# Set theory dilemma

## Homework Statement

Let A,B,C be sets where A n C = B n C and A n Cc = B n Cc. Then A=B.

## The Attempt at a Solution

To prove two sets equal, i think we want to let x be in A, and then show as a result that x in B also. However, i don't see how this is possible given our hypothesis. x in A does not mean x in A n C. Also, x in A does not mean x in A n Cc. Thoughts, suggestions, hints? Very much appreciated!

## Answers and Replies

To prove two sets equal, i think we want to let x be in A, and then show as a result that x in B also. However, i don't see how this is possible given our hypothesis. x in A does not mean x in A n C. Also, x in A does not mean x in A n Cc. Thoughts, suggestions, hints? Very much appreciated!

What if x is in C?

What if x is not in C?

If you can do these cases separately you can piece them together to get a complete proof.

If possible, let A contain an element x which is not in B.
x can't belong to C ( otherwise , it would belong to B too ;A n C = B n C ).
Hence, x is in C' ,i.e., x is in A n C' . This is a contradiction as A n C' = B n C' .

case 1: let x in A and x in C. therefore, x in AnC by definition, and x in BnC by our hypothesis(AnC = BnC). Therefore x in B by definition. A=B.

case 2: let x in A and x not in C. therefore, x in AnC' by definition, and x in BnC' by our hypothesis(AnC' = BnC'). Therefore x in B by definition. A=B.

RASMHOP, what do you think about this?

case 1: let x in A and x in C. therefore, x in AnC by definition, and x in BnC by our hypothesis(AnC = BnC). Therefore x in B by definition. A=B.

case 2: let x in A and x not in C. therefore, x in AnC' by definition, and x in BnC' by our hypothesis(AnC' = BnC'). Therefore x in B by definition. A=B.
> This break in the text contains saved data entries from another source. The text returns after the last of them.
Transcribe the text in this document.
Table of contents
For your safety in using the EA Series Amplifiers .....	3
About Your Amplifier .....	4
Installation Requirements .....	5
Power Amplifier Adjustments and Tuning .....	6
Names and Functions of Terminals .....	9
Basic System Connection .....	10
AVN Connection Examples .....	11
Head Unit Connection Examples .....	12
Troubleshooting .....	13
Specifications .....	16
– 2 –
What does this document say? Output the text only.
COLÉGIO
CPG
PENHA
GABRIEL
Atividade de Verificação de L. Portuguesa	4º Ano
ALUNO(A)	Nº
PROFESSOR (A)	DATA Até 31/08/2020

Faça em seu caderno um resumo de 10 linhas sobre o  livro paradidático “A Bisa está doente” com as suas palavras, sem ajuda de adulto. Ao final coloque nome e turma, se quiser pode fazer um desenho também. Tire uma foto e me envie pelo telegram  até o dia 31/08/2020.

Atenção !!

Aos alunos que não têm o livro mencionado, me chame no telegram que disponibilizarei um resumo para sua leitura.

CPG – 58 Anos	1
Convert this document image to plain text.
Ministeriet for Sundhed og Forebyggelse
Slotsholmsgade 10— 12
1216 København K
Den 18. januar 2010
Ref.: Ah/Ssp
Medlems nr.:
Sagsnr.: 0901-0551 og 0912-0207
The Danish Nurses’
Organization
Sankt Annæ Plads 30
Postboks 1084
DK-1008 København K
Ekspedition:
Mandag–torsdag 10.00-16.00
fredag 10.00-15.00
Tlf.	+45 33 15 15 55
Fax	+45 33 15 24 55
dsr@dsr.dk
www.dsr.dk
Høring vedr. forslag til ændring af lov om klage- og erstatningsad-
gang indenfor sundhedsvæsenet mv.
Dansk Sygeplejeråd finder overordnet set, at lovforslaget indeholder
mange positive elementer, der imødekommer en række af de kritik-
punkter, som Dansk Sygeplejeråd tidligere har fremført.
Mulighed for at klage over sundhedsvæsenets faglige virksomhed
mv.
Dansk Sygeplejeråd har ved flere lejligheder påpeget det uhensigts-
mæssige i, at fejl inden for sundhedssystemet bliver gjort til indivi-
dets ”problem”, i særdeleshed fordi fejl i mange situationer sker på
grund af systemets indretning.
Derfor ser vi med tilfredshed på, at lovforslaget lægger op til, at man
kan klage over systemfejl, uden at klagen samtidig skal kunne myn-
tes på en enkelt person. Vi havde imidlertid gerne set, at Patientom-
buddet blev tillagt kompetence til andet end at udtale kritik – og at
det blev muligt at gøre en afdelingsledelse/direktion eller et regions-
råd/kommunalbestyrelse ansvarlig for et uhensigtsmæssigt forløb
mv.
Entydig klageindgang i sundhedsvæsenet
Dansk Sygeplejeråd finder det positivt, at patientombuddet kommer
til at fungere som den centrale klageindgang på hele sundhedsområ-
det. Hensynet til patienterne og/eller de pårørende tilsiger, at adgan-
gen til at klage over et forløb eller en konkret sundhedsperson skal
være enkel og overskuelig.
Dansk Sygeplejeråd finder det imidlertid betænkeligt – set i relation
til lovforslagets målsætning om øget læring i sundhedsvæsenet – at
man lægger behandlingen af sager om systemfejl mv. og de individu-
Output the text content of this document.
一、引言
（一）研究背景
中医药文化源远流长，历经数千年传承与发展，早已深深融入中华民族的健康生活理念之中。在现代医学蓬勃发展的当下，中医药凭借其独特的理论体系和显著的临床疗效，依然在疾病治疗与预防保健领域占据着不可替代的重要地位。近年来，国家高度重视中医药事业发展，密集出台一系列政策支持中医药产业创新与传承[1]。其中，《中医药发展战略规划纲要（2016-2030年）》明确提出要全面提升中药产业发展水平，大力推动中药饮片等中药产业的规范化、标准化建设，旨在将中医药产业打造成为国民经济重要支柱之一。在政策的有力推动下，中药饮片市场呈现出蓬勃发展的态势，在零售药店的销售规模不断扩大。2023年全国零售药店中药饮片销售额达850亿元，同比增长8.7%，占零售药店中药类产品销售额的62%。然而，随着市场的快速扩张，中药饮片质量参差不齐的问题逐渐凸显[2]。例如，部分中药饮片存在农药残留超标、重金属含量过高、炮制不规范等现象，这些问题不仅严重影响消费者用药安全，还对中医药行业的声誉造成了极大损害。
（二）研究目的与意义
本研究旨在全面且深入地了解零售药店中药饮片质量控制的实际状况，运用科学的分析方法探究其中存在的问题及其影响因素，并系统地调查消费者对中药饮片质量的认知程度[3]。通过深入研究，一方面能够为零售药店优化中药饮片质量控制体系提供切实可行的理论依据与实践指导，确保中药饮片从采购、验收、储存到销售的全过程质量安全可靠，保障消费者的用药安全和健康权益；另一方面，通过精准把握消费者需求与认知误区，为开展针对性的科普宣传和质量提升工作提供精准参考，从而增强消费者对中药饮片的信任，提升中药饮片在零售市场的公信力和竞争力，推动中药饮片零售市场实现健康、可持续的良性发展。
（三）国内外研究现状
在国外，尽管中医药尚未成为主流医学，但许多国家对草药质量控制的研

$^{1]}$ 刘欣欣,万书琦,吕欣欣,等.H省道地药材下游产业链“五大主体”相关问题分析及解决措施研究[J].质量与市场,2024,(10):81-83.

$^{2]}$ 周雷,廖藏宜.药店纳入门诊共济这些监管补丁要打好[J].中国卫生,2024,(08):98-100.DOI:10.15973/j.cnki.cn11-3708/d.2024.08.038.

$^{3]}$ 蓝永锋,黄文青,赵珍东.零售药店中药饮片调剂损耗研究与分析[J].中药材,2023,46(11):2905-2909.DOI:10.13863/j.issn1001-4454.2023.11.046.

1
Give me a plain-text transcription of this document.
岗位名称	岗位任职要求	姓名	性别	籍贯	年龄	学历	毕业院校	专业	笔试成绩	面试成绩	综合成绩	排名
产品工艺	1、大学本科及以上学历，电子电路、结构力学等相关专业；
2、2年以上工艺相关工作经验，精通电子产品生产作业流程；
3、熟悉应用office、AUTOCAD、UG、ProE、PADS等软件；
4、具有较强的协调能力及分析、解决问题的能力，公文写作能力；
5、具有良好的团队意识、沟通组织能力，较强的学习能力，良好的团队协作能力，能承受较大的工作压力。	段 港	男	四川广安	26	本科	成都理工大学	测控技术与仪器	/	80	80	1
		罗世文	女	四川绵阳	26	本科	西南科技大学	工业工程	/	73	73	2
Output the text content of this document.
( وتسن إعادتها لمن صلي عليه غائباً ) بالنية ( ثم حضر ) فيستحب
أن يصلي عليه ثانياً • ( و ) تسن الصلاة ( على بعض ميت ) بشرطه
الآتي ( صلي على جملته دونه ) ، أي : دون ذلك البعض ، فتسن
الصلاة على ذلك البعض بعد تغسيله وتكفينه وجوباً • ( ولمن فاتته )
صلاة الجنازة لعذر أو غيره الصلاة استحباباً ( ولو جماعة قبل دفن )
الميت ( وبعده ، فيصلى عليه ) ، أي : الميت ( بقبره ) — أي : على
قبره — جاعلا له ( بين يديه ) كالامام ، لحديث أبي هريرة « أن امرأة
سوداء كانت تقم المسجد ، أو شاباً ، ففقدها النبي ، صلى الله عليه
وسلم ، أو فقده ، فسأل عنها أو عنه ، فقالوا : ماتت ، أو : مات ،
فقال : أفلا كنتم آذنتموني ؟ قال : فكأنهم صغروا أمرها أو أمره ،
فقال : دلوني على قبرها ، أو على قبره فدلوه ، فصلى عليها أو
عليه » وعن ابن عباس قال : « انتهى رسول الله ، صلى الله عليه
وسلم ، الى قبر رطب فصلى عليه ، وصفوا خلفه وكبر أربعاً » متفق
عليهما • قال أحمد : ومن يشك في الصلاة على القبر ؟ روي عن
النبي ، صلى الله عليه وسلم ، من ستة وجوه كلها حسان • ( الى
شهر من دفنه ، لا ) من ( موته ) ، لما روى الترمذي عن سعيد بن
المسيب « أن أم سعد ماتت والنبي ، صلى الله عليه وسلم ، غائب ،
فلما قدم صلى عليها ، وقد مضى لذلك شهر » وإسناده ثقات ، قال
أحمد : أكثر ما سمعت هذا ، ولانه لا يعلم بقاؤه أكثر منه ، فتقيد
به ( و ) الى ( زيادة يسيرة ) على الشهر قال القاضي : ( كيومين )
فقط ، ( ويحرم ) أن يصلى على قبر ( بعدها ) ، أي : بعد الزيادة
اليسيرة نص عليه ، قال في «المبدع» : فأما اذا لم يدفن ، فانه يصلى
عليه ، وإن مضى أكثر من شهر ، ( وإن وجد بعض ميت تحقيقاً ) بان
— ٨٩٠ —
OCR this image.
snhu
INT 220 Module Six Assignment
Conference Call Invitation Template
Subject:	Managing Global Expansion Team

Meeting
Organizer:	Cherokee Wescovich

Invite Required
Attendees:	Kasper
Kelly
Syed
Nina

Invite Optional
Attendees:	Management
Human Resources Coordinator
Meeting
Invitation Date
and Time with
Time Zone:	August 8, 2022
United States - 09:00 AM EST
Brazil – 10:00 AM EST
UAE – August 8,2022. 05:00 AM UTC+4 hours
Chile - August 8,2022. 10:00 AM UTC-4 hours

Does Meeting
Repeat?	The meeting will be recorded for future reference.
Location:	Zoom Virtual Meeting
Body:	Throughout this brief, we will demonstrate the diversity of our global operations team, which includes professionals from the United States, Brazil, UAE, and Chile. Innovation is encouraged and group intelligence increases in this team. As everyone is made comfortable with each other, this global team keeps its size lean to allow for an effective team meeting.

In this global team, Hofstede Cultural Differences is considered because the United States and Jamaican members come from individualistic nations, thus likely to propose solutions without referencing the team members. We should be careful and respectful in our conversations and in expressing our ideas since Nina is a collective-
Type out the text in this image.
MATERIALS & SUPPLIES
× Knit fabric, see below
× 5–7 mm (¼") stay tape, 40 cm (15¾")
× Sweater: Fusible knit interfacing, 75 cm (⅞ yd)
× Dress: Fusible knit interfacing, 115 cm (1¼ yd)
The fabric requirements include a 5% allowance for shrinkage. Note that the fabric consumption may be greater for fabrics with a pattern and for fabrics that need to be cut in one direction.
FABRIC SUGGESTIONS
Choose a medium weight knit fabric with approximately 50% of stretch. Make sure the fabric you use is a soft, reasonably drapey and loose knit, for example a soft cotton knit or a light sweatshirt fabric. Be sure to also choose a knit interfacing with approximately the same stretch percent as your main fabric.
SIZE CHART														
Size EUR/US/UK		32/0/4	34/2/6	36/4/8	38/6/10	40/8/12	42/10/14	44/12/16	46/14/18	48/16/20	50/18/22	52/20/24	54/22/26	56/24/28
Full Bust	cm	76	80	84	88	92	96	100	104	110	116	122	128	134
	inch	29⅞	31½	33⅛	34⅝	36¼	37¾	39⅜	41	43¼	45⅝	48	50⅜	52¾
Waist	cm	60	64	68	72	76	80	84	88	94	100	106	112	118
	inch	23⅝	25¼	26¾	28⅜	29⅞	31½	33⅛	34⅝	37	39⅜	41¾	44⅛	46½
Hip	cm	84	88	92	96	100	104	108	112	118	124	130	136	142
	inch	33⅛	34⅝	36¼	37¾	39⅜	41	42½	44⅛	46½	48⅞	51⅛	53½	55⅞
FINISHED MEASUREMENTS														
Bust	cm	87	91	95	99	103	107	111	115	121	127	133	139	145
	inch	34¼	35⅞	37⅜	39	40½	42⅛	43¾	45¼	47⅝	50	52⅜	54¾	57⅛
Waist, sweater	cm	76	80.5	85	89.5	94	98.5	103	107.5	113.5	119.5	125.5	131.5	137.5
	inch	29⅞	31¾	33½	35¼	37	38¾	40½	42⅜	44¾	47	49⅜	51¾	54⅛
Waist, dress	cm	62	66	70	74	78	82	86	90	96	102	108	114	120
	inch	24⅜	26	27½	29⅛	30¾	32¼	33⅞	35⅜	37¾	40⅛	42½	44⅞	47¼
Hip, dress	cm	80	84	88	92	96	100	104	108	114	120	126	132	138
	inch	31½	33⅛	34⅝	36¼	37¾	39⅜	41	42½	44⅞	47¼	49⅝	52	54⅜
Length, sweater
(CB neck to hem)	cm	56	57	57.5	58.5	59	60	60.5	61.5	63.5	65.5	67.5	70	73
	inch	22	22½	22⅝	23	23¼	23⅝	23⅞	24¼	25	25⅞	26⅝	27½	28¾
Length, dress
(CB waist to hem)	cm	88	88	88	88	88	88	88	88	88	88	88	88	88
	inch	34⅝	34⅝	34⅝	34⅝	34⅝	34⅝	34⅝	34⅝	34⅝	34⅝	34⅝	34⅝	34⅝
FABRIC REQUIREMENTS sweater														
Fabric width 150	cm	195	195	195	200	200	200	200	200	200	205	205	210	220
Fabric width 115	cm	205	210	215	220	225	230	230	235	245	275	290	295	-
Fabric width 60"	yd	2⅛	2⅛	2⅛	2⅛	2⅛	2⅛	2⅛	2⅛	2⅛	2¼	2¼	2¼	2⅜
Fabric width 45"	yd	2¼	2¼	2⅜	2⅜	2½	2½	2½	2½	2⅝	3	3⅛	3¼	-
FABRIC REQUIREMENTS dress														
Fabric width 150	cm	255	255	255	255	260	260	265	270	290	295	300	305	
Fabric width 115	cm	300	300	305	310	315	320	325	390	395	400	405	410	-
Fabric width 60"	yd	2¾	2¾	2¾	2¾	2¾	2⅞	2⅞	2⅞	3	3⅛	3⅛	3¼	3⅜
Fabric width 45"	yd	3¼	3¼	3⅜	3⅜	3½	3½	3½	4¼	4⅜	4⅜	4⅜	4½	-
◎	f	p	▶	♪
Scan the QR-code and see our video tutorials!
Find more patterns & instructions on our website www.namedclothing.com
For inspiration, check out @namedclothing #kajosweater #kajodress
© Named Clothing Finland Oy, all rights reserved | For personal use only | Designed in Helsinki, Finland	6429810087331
RASMHOP, what do you think about this?

The idea is completely right though some of your statements are a bit misplaced. At the end of case 1 you assert A=B, but you have not proven this yet. What you have proven at the end of case 1 is that if x is in A and C, then x is in B. Similarly at the end of case 2 you have proven that if x is in A and not in C, then x is in B. Thus you can now note that if x is in A, then x is in B (since it's in either C or C'). This proves $A \subseteq B$. Of course technically you also need the reverse direction where you assume that x is in B, but since the statement is symmetric you can simply note that by replacing the role of A and B you get $B \subseteq A$ so you have A=B.

Excellent. I decided to investigate Eynstone's suggestion of proof by contradiction as well.

Assume AnC=BnC, AnC'=BnC', and A not= B.

Then there exists x such that x in A and x not in B.

case 1: x in C. therefore x in AnC. therefore x in BnC, so x in B and x in C. (contradiction, we are done)

case 2: x in C'. therefore x in AnC'. therefore x in BnC', so x in B and x in C'. (contradiction, we are done)

since A not= B leads to contradiction, we conclude that A=B.

also must prove cases for when x in B and x not in A, but they are symmetric.

how does this look to you guys? and which one is preferable? Thanks

Excellent. I decided to investigate Eynstone's suggestion of proof by contradiction as well.
Good job. It looks like you nailed it.

how does this look to you guys? and which one is preferable? Thanks
Both proofs are very similar to each other, and use the same basic idea. Both would be perfectly acceptable and I see no real reason to prefer one over the other. Together they showcase a wide range of common techniques in problem solving and proving theorems:
- Using symmetry
- Proving set equality A=B by proving x is in A if and only if x is in B.
- Splitting an argument into cases.
- Using contradiction.
I would probably say that the proof by contradiction is the easiest to think of. If something doesn't directly work out for you often you can get a much clearer picture by assuming the negation of your desired conclusion and then thinking about why this case is absurd. However while contradiction is often a great way to come up with an argument in many cases you can tidy up the proof slightly by transforming the proof into a direct one using the same ideas.